I used to make up and tell stories myself. They were the best stories because the characters were all the people present in the room while the story was being told. Not the grown-ups though! They weren’t in the stories at all.
This is your first display in an institution like Tate. What do you feel about the difference between exhibiting in large institutions and independent galleries?
It is a blessing and a privilege to show my work in a context where the public can look at it for free, like you don’t need to be an ‘art person’ to see it. Of course you can walk into any gallery for free, but often people don’t and I understand why.
We live in a society that is currently divided in its political leanings. Can art ever be apolitical, or should it bridge that gap?
To be honest I think contemporary art (or at least the system in which it circulates) is pretty much politically bankrupt. You could say cynically that art is nothing but a form of cryptocurrency or insurance scam, which would be true on one level. On the other hand, complexity is still possible in art, which is not the same thing as opacity or abstraction or whatever. I don’t know about bridging the gap. I’m not trying to bridge the gap. In fact, I try to make things that repel a certain kind of ideology, just by making the case for vulnerability in everything. I feel like a lot of the current rhetoric in its bid for power does not want to admit how flawed and leaky it is, and as a society we don’t want to admit that we’re destroying our habitus so the machine just grinds on. But nothing lasts forever.

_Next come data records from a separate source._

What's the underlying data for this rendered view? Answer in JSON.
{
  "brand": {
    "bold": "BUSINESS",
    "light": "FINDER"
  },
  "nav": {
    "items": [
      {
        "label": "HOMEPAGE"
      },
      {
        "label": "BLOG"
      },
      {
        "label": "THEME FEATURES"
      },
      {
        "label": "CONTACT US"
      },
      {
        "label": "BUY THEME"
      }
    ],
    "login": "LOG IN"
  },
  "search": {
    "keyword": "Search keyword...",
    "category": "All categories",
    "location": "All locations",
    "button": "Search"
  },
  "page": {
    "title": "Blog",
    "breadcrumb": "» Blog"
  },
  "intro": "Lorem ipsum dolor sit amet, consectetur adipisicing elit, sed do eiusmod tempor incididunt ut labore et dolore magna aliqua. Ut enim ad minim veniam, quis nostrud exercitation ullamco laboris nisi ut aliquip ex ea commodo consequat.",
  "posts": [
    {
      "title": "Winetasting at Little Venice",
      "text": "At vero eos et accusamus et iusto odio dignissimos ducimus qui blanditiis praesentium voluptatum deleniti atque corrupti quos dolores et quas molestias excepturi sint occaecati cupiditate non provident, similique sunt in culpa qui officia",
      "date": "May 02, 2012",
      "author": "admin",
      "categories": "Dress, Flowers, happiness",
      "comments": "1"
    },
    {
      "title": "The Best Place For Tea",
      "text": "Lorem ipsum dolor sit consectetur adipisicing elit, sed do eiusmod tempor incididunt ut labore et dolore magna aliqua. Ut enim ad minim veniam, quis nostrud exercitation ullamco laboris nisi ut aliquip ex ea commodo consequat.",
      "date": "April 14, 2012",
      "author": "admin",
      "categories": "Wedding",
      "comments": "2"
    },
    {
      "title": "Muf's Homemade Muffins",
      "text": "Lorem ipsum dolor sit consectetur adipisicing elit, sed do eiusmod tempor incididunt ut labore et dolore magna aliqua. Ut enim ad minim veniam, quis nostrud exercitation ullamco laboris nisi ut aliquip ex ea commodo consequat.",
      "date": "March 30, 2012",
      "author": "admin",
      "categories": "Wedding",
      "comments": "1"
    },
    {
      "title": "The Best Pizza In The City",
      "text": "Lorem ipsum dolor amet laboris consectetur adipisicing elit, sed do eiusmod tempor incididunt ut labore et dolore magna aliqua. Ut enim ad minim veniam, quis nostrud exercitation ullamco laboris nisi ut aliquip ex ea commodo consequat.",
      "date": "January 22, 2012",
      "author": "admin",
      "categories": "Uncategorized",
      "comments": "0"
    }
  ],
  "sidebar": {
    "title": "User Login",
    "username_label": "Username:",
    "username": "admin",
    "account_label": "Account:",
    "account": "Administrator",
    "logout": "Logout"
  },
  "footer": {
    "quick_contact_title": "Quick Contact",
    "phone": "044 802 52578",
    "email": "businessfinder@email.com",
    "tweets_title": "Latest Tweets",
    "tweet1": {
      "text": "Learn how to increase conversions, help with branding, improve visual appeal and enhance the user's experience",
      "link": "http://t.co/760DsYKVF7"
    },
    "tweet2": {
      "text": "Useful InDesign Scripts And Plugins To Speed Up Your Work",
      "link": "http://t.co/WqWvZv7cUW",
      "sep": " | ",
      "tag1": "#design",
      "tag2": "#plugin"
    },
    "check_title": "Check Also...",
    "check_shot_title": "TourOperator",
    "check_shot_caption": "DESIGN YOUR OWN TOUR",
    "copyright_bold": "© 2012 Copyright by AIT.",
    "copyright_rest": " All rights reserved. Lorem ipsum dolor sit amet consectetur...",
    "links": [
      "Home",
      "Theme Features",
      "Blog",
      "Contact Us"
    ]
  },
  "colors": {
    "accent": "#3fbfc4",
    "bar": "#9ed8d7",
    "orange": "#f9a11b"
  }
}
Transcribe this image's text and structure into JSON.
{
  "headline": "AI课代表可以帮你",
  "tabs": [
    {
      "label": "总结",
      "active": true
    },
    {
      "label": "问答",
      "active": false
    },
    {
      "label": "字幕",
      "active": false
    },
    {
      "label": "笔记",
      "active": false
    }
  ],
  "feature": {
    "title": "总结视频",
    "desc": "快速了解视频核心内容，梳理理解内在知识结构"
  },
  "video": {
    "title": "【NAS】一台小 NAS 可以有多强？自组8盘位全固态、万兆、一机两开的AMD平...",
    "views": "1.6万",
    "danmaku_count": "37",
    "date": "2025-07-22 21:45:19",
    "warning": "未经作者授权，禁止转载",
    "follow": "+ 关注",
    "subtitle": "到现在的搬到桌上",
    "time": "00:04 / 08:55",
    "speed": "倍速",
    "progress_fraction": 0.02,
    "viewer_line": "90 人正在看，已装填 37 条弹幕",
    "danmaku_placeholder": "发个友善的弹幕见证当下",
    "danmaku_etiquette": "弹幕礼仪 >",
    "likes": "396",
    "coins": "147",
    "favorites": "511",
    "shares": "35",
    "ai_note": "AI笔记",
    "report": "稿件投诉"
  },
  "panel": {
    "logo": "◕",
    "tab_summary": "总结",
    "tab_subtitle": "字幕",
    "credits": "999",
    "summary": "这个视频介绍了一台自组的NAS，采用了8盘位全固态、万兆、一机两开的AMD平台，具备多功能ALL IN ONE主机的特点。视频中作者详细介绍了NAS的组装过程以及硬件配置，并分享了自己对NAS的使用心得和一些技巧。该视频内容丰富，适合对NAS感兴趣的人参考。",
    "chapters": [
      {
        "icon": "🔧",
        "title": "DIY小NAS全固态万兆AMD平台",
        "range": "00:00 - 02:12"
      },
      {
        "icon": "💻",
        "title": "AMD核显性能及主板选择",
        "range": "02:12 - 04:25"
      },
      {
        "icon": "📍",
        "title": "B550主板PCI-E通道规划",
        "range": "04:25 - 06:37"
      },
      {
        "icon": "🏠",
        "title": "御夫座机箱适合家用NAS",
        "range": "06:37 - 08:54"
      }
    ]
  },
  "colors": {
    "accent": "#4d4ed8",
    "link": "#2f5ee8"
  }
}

Are there any themes that are consistent throughout your work, or opposingly any that have arisen as your work has developed?
I think the consistent thread is that everything is connected and everything is vulnerable. The connection engenders violence as well as support. The interconnectedness of things is full of trouble but it’s what there is; nobody gets out of here alive and nothing is too big to fail.
We noticed a lot of humour in your work. How does that balance with some of the more serious topics you are exploring?
Things can be funny and sad at the same time, or silly and serious. People and things are flexible and resilient, as well as breakable and vulnerable. Most things in one’s own life are funny when seen from a certain angle, and sometimes your best bet is to find that angle and just have a laugh about it all.
Art Now: Jesse Darling The Ballad of Saint Jerome is at Tate Britain until 24 February 2019.